On 26 March, the Supreme Court heard oral arguments for the most important case on abortion since the Court overturned Roe v. Wade. Filed on behalf of anti-abortion organizations, Alliance for Hippocratic Medicine v. FDA aimed to roll back the Food & Drug Administration’s 2016 and 2021 decisions to modify its regulation of mifepristone use for medical abortion. ANSIRH experts were at the frontline defending the science and discuss the latest research on telehealth medication abortion on PBS NewsHour, and talking to CNN about how a ruling in favour of the anti-abortion groups could undermine the FDA’s authority.

A reversal of scientific progress would without a doubt impact access to medication abortion, effectively eliminating pharmacy dispensing of mifepristone, including by mail-order pharmacies, and telehealth care. In the lead-up to a decision from the Supreme Court, ANSIRH’s experts are making sure the Court and the general public know that the FDA’s decisions to expand access to mifepristone have been supported by ample scientific evidence. They’ve studied medication abortion with mail-order pharmacy dispensing of mifepristone, and their results showed it was effective, feasible, and acceptable to patients. Their latest research with more than 6,000 people who received abortion pills via mail from online clinics showed that it was safe, effective, and highly satisfactory for patients.

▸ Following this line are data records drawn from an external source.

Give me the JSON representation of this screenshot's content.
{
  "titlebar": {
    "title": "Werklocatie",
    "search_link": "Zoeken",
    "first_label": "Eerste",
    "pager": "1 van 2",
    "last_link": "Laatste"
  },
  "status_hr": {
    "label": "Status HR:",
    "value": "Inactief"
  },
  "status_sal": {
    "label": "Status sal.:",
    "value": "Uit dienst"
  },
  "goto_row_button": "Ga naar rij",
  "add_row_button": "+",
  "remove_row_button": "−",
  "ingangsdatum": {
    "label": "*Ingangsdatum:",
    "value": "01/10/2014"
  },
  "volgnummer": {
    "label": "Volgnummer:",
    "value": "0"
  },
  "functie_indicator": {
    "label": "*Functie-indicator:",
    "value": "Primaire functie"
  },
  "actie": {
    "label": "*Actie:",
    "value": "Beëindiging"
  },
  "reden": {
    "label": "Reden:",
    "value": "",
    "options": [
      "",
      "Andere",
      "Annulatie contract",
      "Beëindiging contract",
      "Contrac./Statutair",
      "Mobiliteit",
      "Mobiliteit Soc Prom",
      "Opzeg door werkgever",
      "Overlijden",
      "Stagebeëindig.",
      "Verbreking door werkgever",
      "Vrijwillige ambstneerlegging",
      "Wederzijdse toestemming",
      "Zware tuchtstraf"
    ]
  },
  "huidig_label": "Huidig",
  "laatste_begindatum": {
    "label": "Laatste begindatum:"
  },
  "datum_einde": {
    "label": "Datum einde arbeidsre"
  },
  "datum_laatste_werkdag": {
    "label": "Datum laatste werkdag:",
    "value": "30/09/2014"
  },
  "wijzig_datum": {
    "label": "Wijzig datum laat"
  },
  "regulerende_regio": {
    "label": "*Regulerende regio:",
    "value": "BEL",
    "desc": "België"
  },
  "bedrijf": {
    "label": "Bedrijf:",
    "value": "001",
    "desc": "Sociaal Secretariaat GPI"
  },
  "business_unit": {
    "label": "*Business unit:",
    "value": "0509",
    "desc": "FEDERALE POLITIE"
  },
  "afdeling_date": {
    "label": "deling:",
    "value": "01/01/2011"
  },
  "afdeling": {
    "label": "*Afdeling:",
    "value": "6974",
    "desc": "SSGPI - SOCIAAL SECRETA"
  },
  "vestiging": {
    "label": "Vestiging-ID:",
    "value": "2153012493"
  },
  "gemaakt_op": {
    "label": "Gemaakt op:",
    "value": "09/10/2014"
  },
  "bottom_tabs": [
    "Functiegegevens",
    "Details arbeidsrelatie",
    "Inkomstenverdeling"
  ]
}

ANSIRH experts collaborated on an amicus brief with the Center on Reproductive Health, Law, and Policy at UCLA School of Law, which was submitted on behalf of over 300 leading reproductive health researchers and reviewed the evidence supporting the FDA’s changes to its regulation of mifepristone. Their brief urges the Court to not allow the politics of abortion to obscure the scientific record and harm public health. Concurrently, their researchers have led the charge in calling for journals to correct or retract faulty studies that have been used to justify anti-abortion policies and restrictions. Their efforts are clearly working: Sage Journals recently retracted three studies on abortion that were cited by anti-abortion plaintiffs in AHM v. FDA. “Failures of scientific integrity have no place in public health policy, and we’ll continue to push to correct the scientific record,” ANSIRH said.

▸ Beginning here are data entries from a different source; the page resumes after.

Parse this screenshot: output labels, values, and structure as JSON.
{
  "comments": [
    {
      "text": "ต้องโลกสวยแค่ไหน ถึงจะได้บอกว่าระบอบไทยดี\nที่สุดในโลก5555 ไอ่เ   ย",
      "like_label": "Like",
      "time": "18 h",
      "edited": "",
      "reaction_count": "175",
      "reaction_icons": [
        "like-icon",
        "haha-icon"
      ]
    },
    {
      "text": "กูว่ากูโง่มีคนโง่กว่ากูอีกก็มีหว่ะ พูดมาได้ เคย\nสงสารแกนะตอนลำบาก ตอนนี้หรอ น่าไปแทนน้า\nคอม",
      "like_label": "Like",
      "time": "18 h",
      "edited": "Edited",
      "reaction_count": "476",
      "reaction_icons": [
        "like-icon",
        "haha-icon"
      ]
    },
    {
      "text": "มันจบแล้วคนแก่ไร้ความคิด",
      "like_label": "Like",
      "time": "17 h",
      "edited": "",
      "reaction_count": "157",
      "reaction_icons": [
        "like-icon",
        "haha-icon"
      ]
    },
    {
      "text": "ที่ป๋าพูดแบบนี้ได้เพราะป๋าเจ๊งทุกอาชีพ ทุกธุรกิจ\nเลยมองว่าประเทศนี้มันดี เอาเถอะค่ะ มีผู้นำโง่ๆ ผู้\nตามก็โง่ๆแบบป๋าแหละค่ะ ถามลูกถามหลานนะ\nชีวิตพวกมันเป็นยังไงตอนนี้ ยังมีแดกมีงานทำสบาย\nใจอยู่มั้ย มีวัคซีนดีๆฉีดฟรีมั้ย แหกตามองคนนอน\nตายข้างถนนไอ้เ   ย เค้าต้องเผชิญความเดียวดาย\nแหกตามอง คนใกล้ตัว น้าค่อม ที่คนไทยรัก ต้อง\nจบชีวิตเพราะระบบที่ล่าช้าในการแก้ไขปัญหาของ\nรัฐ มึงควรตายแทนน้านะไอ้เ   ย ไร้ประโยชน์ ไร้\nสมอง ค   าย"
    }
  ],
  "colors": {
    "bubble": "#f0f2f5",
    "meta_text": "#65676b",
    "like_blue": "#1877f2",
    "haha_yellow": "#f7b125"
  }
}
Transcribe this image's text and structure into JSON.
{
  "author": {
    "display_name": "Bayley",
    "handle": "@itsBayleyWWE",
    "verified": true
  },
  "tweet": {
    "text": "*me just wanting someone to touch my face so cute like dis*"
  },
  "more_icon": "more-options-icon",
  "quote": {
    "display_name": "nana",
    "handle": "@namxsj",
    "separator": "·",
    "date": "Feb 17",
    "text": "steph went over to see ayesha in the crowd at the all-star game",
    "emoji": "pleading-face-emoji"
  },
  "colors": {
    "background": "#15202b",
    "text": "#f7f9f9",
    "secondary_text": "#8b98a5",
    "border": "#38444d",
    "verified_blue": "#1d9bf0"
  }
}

According to the New York Times, Washington Post and Mother Jones, a majority of the Supreme Court, upon hearing the case on 26 March, “seemed inclined to reject the bid to limit access to abortion pills”. Indeed, in the brief 90 minutes of arguments, most of the justices seemed doubtful that the plaintiffs even had standing to bring the challenge, because they neither prescribed abortion pills nor regularly saw abortion patients. Some of the justices, including several among the anti-abortion majority, questioned whether the plaintiffs could show that they personally faced the moral harm they claimed to suffer due to the availability of mifepristone. Their case was based on the Food & Drug Administration policy of allowing women to obtain prescriptions for mifepristone by telemedicine and receive abortion pills in the mail, which has greatly increased the availability of abortion pills.

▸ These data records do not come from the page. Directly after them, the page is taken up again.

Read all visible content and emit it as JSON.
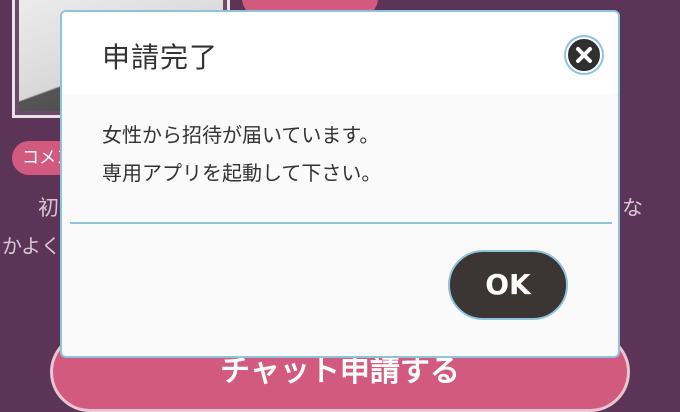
{
  "background": {
    "comment_tag": "コメント",
    "profile_text_line1_start": "初",
    "profile_text_line1_end": "な",
    "profile_text_line2": "かよく",
    "chat_button_label": "チャット申請する"
  },
  "dialog": {
    "title": "申請完了",
    "message_line1": "女性から招待が届いています。",
    "message_line2": "専用アプリを起動して下さい。",
    "ok_label": "OK"
  },
  "colors": {
    "background": "#5b3458",
    "accent_pink": "#d35a7f",
    "dialog_border": "#8ec3de",
    "ok_button": "#3b3633"
  },
  "icons": {
    "close": "close-icon"
  }
}
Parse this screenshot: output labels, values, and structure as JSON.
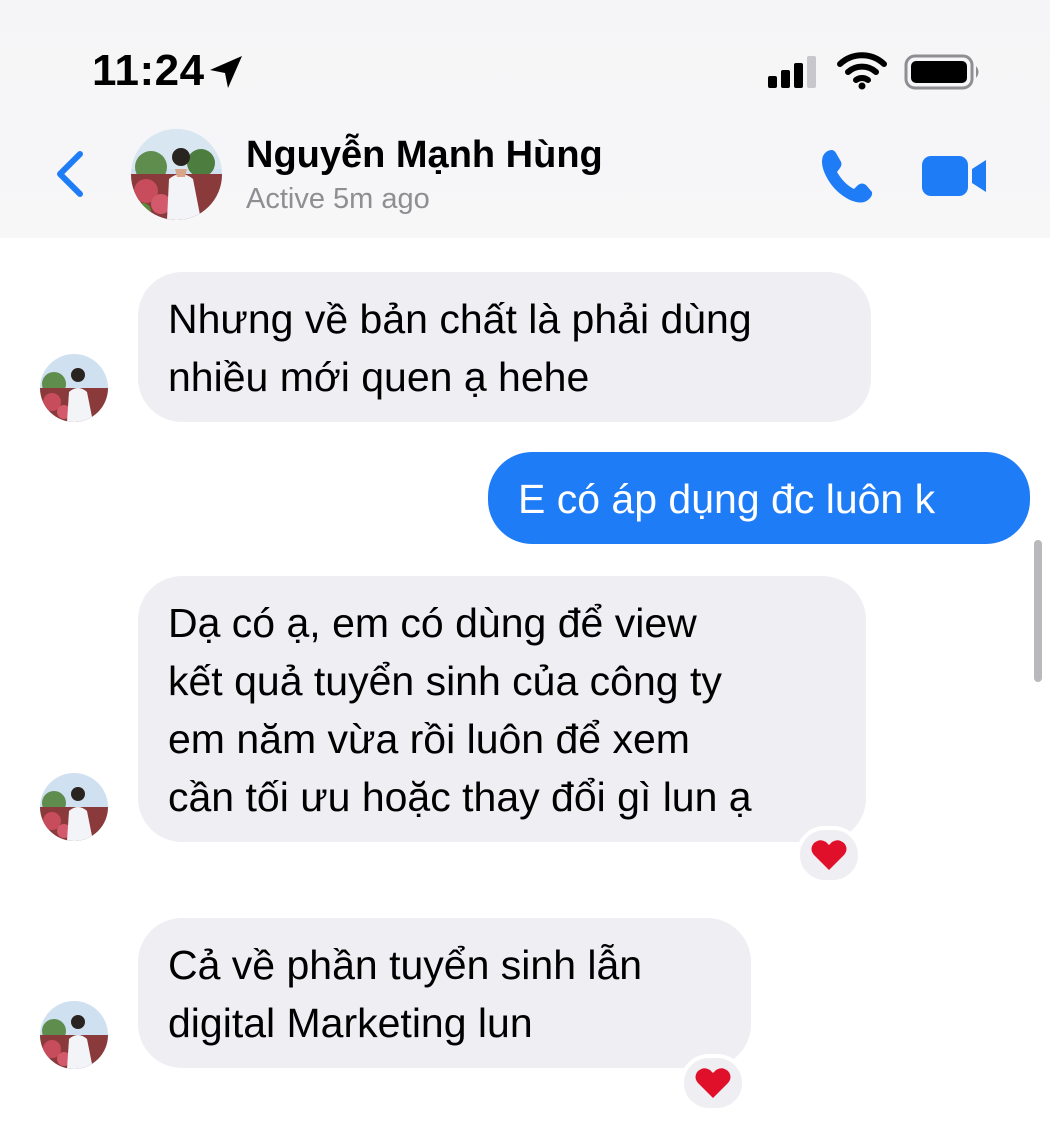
{
  "status_bar": {
    "time": "11:24",
    "icons": [
      "location-arrow-icon",
      "cellular-signal-icon",
      "wifi-icon",
      "battery-icon"
    ]
  },
  "header": {
    "name": "Nguyễn Mạnh Hùng",
    "status": "Active 5m ago",
    "icons": [
      "back-chevron-icon",
      "phone-icon",
      "video-camera-icon"
    ]
  },
  "messages": [
    {
      "sender": "contact",
      "lines": [
        "Nhưng về bản chất là phải dùng",
        "nhiều mới quen ạ hehe"
      ],
      "reaction": null
    },
    {
      "sender": "me",
      "lines": [
        "E có áp dụng đc luôn k"
      ],
      "reaction": null
    },
    {
      "sender": "contact",
      "lines": [
        "Dạ có ạ, em có dùng để view",
        "kết quả tuyển sinh của công ty",
        "em năm vừa rồi luôn để xem",
        "cần tối ưu hoặc thay đổi gì lun ạ"
      ],
      "reaction": "heart"
    },
    {
      "sender": "contact",
      "lines": [
        "Cả về phần tuyển sinh lẫn",
        "digital Marketing lun"
      ],
      "reaction": "heart"
    }
  ],
  "colors": {
    "accent": "#1f7cf7",
    "incoming_bubble": "#eeeef3",
    "reaction_heart": "#e0102a",
    "secondary_text": "#8e8e93"
  }
}
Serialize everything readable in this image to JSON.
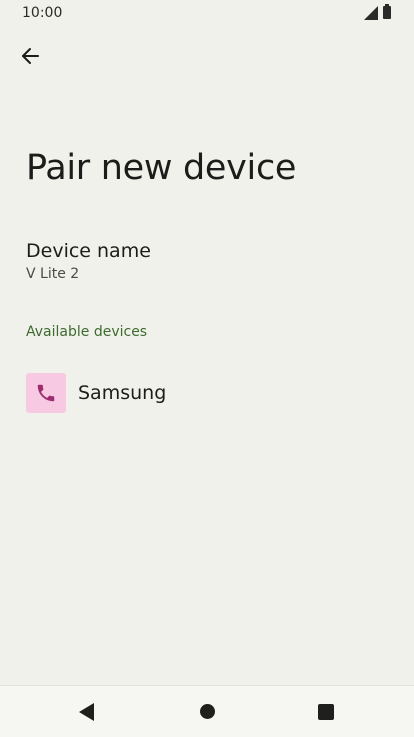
{
  "status_bar": {
    "time": "10:00"
  },
  "header": {
    "back_icon": "arrow-back-icon",
    "title": "Pair new device"
  },
  "device_name": {
    "label": "Device name",
    "value": "V Lite 2"
  },
  "available_devices": {
    "header": "Available devices",
    "items": [
      {
        "label": "Samsung",
        "icon": "phone-icon"
      }
    ]
  },
  "colors": {
    "background": "#f1f1ec",
    "section_header": "#3d6b2f",
    "device_icon_bg": "#f7c9e3",
    "device_icon_fg": "#9c2e6f"
  },
  "nav_bar": {
    "icons": [
      "nav-back-icon",
      "nav-home-icon",
      "nav-recents-icon"
    ]
  }
}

Lawyers for the government and for Danco Laboratories, a manufacturer of mifepristone, said the plaintiffs were “individuals who do not use this product, do not prescribe this product and have a conscience right not to treat anyone who has taken this product”.

Several justices questioned whether the Court should be altering Food & Drug Administration policy at all, which has never happened before.

Did the anti-abortion plaintiffs have legal standing to even bring this case? As doctors who oppose abortion, their claim is that they object to having to treat women who have taken abortion pills if those women come to emergency departments with medical complications. The counter-argument from the government was twofold: Medical complications from abortion pills are very rare. There’s not much likelihood doctors who oppose abortion would have to treat such patients — and if those doctors want to opt out, they can already do so under federal conscience protections,” wrote Pam Belluck, NY Times.

Many experts on regulatory policy and leaders in the pharmaceutical industry have said that a ruling against an FDA regulation could negatively affect the government’s role in regulating all drugs — and possibly in regulating anything. A lawyer for Danco said: “The FDA has many hundreds of pages of analysis in the record of what the scientific data [on mifepristone] show, and courts are just not in a position to parse through and second-guess that.”

It is likely to take several months for the Court to publish its ruling, but it’s crystal clear that this case needs to be rejected.